I think it needs to be extended to age 24. There are many foster youth who at 21 are in the middle of making their transition to independence, and it's a shame that we withdraw support at that critical moment.
Will the states be receptive to that?
It's hard to say. The federal government match at 50 cents on the dollar is an incentive. Once they realize that the alternative is going to be more costly in terms of higher rates of homelessness, imprisonment, and welfare dependency, some of the states will recognize that this will be less costly to taxpayers in the long run.
How will the act, if approved by President Bush, affect foster children's education?
There are provisions that allow states to maintain children in their schools during the school year and provide federal funds to cover the cost of transporting children back to their schools if they are unable to find a home within their school district.

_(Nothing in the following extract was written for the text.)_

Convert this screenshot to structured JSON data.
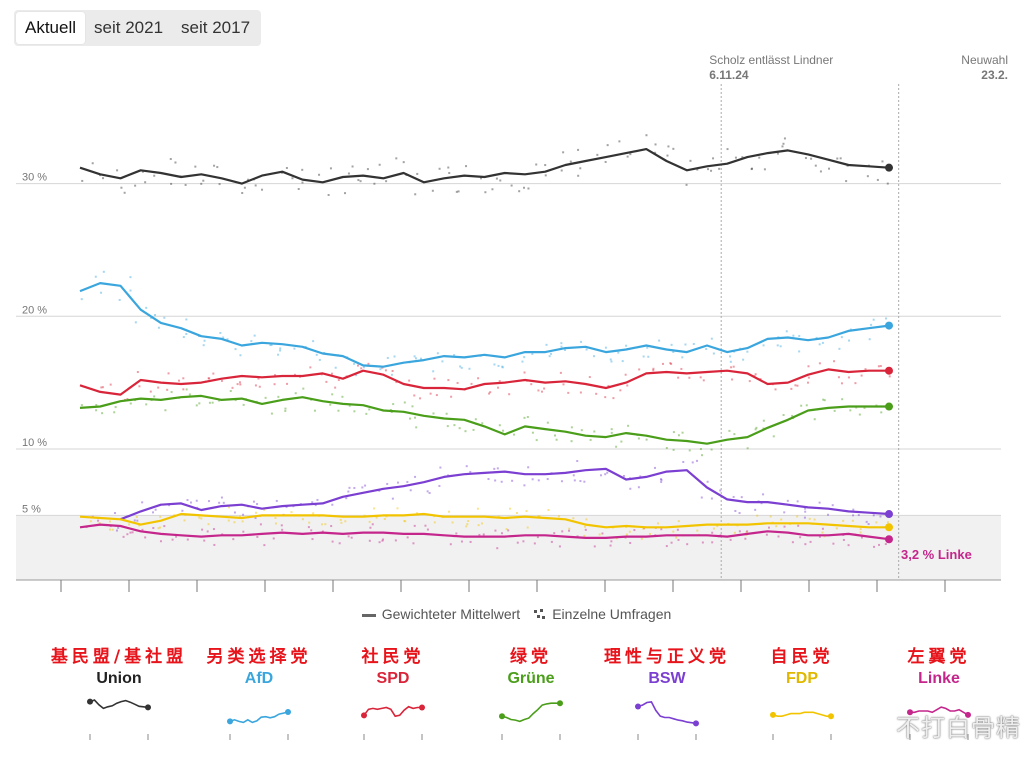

What other issues are not covered by this legislation but need attention?
The situation is quite different from what it was 30-40 years ago, when foster care was the primary way in which we dealt with abused and neglected children. Now we're dealing with children in permanent settings with adoptive parents or legal guardians.
We need to bring the federal financing policy in line with today's realities to support the small percentage of families who will need ongoing assistance after adoption, after guardianship and after kids age out of the system.
For the 40,000 children in permanent settings in Illinois, about 15-18 percent will need some occasional assistance and maybe 5 percent will need more intensive interventions, such as mental health services.